What he shows are two societies trapped in their mental systems: the Palestinians in their informal “intifada” mentality, the Israelis in their institutional “security obsessed” framework. Both societies speak different languages; and it’s not just about Hebrew versus Arabic, it goes deeper… it’s about institutional versus emotional, consumeristic versus economical survival, jewish-centric versus palestinian-centric…
This “linguistic” clash clearly comes across in the courtroom… the woman’s lawyer brings in a witness who tries to translate what he considers to be “key sentences” from Arabic to Hebrew. His language is poetic, he is appealing to the judge’s humanity. But the judge doesn’t hear him. She listens to the military lawyer’s arguments. They are factual, grounded in law, grounded in a law that allows the military complete powers on security matters, powers that even the Minister of the Interior doesn’t question. The Lemon tree are a security issue. But instead of uprooting the trees, as the military has decided, she decides it’s enough to trim them down to bonzaïs.

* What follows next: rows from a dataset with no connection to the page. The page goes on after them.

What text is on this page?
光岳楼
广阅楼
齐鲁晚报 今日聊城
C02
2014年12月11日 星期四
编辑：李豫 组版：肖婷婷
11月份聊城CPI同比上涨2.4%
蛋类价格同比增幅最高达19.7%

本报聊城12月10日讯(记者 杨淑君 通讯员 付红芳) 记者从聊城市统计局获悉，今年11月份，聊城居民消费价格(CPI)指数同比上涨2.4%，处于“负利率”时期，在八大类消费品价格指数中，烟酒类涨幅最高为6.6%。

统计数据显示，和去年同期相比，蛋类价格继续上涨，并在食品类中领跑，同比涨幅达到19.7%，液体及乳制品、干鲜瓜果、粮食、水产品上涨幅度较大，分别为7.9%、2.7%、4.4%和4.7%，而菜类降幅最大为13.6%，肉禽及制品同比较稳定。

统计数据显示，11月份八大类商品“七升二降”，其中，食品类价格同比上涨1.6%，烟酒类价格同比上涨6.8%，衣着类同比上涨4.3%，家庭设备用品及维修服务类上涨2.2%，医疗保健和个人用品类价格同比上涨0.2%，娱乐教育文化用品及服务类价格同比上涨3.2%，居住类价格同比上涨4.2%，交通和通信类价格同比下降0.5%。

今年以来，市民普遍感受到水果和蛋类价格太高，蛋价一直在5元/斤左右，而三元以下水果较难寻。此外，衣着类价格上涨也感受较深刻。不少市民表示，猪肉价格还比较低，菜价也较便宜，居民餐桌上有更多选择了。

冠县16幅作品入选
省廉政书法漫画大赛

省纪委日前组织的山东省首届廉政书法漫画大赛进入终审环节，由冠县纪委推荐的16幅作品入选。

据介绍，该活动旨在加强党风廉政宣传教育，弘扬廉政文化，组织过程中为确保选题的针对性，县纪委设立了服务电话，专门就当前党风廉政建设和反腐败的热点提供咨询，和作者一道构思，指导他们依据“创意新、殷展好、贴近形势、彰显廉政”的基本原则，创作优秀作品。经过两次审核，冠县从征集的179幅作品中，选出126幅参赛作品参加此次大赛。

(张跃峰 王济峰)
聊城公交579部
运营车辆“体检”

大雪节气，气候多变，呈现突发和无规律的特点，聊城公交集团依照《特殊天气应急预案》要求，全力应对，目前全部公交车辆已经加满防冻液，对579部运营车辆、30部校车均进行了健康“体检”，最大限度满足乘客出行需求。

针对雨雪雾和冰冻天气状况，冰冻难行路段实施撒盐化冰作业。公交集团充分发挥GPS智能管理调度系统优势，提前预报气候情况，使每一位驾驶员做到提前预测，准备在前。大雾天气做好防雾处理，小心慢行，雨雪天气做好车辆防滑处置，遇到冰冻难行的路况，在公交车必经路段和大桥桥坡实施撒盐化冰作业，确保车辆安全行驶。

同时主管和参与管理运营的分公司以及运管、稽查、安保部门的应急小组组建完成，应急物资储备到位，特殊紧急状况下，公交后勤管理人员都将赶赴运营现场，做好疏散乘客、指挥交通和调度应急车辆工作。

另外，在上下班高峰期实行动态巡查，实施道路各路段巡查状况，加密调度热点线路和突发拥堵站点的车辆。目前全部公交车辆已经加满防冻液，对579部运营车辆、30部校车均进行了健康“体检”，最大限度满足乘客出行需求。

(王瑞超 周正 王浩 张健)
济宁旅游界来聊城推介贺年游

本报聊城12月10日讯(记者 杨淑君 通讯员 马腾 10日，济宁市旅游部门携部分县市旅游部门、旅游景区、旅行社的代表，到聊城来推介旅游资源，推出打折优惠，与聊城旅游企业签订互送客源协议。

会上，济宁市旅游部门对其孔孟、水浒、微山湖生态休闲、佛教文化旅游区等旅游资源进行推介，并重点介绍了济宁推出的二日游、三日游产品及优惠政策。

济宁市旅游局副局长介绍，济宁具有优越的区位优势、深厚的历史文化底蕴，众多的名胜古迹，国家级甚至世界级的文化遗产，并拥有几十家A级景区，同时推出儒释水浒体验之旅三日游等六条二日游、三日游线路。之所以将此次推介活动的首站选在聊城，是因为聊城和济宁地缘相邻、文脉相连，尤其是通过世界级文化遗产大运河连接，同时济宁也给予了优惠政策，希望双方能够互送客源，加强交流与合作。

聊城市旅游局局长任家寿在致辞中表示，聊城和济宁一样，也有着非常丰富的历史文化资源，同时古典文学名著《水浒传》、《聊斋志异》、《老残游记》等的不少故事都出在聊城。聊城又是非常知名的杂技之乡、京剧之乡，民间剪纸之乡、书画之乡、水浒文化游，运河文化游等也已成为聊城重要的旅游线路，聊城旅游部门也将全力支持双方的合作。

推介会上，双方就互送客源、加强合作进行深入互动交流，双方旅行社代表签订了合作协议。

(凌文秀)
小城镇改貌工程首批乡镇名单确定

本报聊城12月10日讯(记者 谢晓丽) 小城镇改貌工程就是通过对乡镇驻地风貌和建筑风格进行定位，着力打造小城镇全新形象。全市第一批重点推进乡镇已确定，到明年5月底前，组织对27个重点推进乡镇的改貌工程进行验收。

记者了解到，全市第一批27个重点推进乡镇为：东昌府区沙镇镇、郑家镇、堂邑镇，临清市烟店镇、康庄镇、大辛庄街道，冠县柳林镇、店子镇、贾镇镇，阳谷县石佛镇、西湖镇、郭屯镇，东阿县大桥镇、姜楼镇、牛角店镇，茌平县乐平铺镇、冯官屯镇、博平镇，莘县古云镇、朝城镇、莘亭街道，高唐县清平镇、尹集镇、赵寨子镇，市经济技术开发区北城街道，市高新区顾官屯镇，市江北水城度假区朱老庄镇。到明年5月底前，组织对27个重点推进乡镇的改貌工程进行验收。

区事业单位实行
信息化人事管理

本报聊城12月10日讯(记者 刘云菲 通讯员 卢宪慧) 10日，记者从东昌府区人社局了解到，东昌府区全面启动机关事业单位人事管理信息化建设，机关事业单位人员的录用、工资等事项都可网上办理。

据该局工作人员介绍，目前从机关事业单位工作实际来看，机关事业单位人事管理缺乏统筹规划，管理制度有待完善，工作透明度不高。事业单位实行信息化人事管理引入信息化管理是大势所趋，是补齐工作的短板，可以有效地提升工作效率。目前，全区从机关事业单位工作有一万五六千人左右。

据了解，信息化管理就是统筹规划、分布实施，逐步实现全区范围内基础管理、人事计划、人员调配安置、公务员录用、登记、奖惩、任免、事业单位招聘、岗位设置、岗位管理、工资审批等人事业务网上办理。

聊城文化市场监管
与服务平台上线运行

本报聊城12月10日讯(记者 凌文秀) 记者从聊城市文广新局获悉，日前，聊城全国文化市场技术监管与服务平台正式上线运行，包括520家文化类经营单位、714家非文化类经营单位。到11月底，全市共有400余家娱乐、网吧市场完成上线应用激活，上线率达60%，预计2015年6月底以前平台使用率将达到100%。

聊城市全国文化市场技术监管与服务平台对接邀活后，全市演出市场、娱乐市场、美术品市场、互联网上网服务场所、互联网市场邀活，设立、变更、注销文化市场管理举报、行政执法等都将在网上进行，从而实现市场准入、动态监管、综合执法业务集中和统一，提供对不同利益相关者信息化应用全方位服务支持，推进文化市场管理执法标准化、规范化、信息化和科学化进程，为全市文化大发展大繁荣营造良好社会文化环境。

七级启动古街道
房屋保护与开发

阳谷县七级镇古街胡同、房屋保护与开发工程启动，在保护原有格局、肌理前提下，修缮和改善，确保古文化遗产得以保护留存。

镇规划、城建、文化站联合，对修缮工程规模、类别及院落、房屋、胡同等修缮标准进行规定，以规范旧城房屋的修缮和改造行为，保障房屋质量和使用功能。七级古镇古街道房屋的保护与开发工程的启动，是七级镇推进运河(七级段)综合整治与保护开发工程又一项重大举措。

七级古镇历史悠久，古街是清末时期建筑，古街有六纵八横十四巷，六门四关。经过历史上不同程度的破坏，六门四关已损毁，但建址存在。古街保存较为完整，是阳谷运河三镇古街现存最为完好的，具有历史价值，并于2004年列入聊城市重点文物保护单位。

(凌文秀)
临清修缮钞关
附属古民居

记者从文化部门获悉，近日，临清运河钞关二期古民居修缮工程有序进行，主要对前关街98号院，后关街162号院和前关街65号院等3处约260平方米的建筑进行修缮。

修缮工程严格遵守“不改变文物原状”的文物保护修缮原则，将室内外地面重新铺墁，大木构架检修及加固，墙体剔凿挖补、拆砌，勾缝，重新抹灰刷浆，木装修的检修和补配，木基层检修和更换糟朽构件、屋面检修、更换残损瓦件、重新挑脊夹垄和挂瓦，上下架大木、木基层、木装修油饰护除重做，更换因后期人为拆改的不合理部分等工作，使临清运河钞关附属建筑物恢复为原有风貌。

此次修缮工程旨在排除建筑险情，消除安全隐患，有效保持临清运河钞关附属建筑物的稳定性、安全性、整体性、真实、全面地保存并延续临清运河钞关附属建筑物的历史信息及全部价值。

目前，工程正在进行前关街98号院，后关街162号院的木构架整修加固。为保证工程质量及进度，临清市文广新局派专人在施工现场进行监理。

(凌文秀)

This argument is similar to the one given by the Higher Court concerning the Wall. The Higher Court doesn’t question the opportunity of building a “security fence”/”separation wall” between the Palestinians from one side and the Israeli and Jewish settler population from another… It doesn’t try to balance short term “security” issues with humanitarian principles. It only tries to limit the “shocking” aspects of the israeli policy and its consequences.